The prosecutor said patients who use marijuana are often able to ease effects such as the nausea that follows chemotherapy, the loss of appetite and tissue wasting that follows use of some medications, and the symptoms of glaucoma and MS.

Williams, a graduate of the U.S. Naval Academy and a former Naval officer for 12 years, said he started using marijuana on his doctor's recommendation. He said he had tried other prescription painkillers but they failed to control his tremors and spasms and caused side effects. "Marijuana works for me," he said.
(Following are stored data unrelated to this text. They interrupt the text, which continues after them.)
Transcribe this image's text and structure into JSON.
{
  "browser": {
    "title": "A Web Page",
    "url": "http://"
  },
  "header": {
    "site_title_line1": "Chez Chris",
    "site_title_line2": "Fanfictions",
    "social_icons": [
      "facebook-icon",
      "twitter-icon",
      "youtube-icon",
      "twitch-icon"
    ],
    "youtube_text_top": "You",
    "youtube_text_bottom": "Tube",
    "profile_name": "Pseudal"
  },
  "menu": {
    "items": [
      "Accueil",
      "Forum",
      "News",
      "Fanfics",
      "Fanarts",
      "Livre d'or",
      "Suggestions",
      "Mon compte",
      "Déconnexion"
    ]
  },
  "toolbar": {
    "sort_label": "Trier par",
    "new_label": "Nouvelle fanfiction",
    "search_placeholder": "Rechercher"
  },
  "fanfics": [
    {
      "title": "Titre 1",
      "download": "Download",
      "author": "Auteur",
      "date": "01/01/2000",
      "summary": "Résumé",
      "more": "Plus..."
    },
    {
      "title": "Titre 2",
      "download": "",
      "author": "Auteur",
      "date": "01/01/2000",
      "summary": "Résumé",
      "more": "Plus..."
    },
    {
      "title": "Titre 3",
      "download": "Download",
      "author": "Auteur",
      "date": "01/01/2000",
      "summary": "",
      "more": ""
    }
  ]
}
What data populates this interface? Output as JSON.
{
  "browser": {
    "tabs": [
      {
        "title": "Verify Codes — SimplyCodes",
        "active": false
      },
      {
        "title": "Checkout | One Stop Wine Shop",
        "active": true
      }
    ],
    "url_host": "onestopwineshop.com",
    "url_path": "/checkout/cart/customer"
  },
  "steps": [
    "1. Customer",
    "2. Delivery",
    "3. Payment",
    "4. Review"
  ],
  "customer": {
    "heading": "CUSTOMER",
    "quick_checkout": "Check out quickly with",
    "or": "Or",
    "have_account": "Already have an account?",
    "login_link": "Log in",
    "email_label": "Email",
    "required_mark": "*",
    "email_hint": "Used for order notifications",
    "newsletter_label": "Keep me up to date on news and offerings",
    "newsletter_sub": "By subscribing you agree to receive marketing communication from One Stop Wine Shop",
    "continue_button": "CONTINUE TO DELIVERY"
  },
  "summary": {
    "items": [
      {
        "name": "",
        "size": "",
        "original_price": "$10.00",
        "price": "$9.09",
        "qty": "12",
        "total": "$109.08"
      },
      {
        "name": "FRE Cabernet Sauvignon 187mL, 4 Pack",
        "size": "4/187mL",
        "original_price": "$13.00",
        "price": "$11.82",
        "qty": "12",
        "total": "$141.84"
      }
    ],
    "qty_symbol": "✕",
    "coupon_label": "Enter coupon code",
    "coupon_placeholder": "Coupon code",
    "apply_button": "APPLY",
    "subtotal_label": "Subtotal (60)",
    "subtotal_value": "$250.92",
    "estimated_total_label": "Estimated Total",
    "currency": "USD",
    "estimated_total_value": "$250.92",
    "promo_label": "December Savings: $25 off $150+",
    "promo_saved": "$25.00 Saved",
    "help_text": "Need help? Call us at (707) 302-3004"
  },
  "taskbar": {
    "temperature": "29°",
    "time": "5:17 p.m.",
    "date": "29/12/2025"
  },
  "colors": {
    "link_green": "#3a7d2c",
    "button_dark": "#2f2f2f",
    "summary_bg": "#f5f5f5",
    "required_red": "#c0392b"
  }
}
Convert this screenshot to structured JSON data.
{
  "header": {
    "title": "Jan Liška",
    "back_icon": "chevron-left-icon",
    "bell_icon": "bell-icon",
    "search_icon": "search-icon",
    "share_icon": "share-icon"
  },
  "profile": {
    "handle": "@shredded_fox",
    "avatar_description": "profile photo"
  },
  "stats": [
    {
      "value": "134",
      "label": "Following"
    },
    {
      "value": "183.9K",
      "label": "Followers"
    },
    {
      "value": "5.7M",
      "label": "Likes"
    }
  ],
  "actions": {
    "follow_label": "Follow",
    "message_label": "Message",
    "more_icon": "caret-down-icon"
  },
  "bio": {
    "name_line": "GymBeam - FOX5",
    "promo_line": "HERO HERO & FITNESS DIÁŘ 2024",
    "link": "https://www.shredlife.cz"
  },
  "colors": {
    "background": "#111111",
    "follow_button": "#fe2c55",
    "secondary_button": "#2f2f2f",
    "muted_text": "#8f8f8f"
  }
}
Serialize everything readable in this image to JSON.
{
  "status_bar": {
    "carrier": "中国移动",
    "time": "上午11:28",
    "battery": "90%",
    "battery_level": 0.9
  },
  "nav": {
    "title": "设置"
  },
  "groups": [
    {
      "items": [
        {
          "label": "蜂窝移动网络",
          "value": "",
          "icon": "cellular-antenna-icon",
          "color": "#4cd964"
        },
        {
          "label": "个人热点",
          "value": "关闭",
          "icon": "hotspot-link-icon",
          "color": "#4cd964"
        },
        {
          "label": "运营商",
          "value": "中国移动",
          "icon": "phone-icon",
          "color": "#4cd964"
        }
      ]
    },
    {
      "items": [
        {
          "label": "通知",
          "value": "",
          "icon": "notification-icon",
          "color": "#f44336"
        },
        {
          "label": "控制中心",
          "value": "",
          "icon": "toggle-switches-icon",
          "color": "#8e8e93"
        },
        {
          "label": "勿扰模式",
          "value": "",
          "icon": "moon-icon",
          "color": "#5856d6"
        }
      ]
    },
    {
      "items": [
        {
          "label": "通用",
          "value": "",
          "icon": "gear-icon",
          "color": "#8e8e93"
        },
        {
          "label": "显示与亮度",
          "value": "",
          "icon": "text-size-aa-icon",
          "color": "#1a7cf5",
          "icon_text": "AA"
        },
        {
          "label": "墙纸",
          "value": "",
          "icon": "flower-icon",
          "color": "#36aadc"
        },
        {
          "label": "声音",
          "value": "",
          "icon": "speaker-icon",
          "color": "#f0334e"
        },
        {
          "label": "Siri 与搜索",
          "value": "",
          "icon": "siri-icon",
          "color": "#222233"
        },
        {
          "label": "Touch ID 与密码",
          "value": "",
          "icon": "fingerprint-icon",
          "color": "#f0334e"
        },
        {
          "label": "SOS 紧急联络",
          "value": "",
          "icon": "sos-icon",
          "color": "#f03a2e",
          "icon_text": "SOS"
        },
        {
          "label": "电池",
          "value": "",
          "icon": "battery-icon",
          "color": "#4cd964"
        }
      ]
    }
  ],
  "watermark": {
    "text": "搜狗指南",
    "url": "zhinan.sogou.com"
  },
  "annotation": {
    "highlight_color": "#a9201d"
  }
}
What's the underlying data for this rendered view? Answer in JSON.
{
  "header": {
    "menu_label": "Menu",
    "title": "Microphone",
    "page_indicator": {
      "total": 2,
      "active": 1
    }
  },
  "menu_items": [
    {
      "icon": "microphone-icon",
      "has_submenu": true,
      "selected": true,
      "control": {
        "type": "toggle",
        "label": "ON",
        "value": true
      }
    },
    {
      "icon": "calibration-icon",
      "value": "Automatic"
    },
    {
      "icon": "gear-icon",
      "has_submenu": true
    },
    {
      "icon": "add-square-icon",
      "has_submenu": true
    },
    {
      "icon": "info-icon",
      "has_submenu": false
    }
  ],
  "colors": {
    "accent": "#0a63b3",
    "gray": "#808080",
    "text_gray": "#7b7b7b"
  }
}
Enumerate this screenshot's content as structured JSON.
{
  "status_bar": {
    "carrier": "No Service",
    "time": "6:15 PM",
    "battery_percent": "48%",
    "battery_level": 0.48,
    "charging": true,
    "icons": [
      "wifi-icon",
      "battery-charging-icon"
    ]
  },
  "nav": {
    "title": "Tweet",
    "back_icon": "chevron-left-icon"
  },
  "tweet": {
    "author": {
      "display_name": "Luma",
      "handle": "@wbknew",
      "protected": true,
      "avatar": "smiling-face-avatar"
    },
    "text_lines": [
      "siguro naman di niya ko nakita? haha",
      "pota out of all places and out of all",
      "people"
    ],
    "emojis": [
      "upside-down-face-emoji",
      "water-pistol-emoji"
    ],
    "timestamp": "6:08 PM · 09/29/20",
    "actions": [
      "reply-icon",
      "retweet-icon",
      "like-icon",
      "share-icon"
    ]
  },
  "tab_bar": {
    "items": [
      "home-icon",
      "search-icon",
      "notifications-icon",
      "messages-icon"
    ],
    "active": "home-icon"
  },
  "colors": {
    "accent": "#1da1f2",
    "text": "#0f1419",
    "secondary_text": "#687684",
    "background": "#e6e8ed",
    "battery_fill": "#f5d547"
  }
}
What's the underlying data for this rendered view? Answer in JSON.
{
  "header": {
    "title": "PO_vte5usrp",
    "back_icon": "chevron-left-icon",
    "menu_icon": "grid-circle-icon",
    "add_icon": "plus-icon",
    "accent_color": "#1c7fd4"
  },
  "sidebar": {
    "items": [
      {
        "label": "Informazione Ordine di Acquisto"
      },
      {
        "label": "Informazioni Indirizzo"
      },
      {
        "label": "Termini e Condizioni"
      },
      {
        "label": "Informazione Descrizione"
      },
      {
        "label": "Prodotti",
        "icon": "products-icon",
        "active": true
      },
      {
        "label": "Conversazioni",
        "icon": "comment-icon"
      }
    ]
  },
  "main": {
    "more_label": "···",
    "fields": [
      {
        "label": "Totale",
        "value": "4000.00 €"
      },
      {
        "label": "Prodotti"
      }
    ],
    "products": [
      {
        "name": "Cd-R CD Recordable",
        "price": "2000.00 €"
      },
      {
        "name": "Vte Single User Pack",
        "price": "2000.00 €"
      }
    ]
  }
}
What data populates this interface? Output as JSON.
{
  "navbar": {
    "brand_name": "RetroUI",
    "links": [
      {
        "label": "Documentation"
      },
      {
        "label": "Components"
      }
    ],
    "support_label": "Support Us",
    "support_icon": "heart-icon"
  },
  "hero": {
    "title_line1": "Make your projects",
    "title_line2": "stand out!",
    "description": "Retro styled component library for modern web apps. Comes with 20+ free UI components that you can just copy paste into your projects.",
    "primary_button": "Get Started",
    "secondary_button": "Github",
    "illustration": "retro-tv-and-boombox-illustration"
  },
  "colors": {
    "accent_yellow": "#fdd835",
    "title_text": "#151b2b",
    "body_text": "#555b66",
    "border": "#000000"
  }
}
Williams, since 1991 the Emmy award-winning host of his own syndicated talk show, said marijuana does not incapacitate him in any way. He said he is almost immune to its euphoric effects but still benefits from its therapeutic effects.

Morgenthau and Williams both noted that 10 states already allow the use of marijuana for medicinal purposes _ Alaska, Arizona, California, Colorado, Hawaii, Maine, Nevada, Oregon, Vermont and Washington. Williams also said medicinal marijuana is permitted in Canada, Britain and Holland.

"Why is it that doctors in California can ease my pain and doctors is New York can't?" Williams asked. "I am a card-carrying prescription marijuana user in Canada and California."